Introduction
En 2025, l'Immigration and Customs Enforcement (ICE) a collecté l'ADN de près d'un million de personnes aux États-Unis, y compris des enfants. Cette collecte massive, alimentant la base de données criminelle du FBI, suscite de vives inquiétudes quant aux droits civils et à la vie privée des individus concernés. L'ICE, agissant sous l'égide du Department of Homeland Security, est devenue la source la plus prolifique de nouveaux profils génétiques dans le système criminel américain.

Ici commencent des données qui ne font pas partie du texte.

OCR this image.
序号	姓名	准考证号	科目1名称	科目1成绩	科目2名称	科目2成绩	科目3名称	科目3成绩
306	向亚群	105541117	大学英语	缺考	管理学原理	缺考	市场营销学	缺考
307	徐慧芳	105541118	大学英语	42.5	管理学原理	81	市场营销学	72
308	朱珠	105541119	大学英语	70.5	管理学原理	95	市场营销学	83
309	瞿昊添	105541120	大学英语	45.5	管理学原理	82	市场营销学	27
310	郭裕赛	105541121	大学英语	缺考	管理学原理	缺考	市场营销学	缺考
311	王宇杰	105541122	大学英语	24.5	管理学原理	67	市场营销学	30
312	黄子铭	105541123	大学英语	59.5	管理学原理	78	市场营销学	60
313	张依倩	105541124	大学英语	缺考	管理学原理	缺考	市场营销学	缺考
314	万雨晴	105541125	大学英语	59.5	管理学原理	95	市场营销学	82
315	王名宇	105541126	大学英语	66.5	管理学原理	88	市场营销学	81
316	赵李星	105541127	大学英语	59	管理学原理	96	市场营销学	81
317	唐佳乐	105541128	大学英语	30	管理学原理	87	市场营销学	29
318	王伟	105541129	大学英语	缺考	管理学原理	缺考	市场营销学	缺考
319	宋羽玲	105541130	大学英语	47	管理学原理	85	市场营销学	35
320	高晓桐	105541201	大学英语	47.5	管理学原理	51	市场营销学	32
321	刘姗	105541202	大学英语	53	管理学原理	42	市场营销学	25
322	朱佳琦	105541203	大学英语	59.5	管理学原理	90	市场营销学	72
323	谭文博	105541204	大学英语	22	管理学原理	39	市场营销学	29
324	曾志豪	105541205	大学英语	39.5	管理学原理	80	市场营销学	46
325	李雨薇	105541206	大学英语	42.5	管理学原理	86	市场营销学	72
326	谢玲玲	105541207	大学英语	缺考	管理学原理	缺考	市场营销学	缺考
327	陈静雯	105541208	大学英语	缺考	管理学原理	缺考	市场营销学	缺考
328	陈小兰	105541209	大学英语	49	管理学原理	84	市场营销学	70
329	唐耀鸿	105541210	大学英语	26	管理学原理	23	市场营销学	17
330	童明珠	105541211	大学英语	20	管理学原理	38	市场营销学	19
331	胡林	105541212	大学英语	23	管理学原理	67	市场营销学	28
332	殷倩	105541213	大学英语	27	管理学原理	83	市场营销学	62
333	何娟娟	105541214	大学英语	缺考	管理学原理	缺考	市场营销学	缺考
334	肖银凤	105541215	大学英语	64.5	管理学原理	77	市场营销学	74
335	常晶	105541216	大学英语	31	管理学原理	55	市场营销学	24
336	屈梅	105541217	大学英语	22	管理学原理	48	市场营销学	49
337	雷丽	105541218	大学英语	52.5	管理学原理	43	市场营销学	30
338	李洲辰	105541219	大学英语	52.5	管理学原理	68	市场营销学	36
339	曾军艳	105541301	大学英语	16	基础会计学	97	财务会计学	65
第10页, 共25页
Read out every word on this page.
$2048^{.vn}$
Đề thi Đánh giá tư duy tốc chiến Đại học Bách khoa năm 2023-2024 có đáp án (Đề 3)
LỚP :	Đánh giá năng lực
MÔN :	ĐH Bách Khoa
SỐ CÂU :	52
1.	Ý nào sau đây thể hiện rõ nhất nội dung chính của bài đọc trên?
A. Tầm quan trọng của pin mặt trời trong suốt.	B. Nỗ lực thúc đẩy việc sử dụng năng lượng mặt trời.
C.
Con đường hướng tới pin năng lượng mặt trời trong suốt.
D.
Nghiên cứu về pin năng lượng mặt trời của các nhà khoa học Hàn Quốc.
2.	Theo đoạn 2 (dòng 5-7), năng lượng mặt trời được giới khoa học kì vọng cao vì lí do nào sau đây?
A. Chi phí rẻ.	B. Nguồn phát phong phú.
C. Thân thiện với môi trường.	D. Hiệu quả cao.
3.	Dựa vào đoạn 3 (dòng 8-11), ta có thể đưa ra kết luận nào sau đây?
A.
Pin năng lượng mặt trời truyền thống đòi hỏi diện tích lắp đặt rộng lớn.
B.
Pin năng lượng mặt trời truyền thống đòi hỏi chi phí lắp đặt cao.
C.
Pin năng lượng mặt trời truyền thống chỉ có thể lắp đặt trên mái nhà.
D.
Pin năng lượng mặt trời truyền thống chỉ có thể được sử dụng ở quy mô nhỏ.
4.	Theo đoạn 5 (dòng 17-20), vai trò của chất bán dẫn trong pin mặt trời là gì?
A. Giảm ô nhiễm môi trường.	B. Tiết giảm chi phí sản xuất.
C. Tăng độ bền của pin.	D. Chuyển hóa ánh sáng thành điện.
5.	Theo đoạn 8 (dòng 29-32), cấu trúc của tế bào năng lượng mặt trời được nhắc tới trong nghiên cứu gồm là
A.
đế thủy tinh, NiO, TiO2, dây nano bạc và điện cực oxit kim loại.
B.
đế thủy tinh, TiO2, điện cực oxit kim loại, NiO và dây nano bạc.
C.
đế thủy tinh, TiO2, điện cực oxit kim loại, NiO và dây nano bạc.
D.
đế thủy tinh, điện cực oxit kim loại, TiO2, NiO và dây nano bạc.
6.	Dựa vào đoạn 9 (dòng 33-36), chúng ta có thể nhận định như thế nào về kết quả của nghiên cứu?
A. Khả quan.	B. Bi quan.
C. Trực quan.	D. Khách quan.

L'ampleur de la collecte d'ADN
Selon le Center on Privacy and Technology de Georgetown Law, l'ICE a ajouté environ 920 000 nouveaux profils en 2025, une augmentation stupéfiante par rapport aux années précédentes. Ce chiffre représente une part significative des nouveaux ajouts au FBI's Combined DNA Index System (CODIS), un système initialement conçu pour les enquêtes criminelles. Pourtant, la majorité des personnes détenues par l'ICE n'ont pas de condamnation criminelle, leur détention étant principalement liée à des infractions civiles d'immigration.
Cas d'Hugo Moreno-Mendez
Un exemple frappant est celui de Hugo Moreno-Mendez, arrêté lors d'un contrôle de probation à Waco, Texas, en mars 2025. Moreno-Mendez a refusé de fournir un échantillon d'ADN, ce qui a conduit à des poursuites pour non-enregistrement en tant que non-citoyen et refus de fournir de l'ADN, une infraction mineure rarement poursuivie auparavant. Son cas illustre la pression intense exercée sur les détenus pour se conformer à cette collecte.
Implications éthiques et légales
L'enregistrement des profils ADN de personnes sans condamnation criminelle soulève des préoccupations éthiques majeures. Les experts en droits civiques craignent que cette pratique ne devienne un outil de surveillance de masse, où les données génétiques sont utilisées au-delà de leur intention initiale. La présence des données dans le CODIS permet aux forces de l'ordre de comparer ces profils avec des preuves d'enquêtes criminelles non résolues, ce qui pourrait mener à des implications involontaires pour les personnes innocentes.
Enfants et familles touchés
La collecte d'ADN ne se limite pas aux adultes. Des enfants accompagnant leurs familles sont également soumis à ce processus. Cette inclusion soulève des questions supplémentaires sur le consentement parental et les droits des mineurs, transformant potentiellement les enfants en cibles involontaires du système judiciaire criminel.
Répercussions sur la vie privée
Les défenseurs de la vie privée soulignent que la collecte et le stockage à grande échelle de données ADN constituent une intrusion significative dans la vie privée des individus. Une fois enregistrées dans CODIS, ces informations restent accessibles indéfiniment aux forces de l'ordre, sans garantie de suppression, même en cas d'erreur ou de non-condamnation.
Conclusion
La pratique de l'ICE de collecter des profils ADN à grande échelle, y compris ceux de jeunes enfants, soulève des questions cruciales sur l'équilibre entre sécurité publique et droits individuels. Alors que la technologie continue d'évoluer, il est impératif de réévaluer ces pratiques pour garantir qu'elles respectent les droits fondamentaux et la vie privée.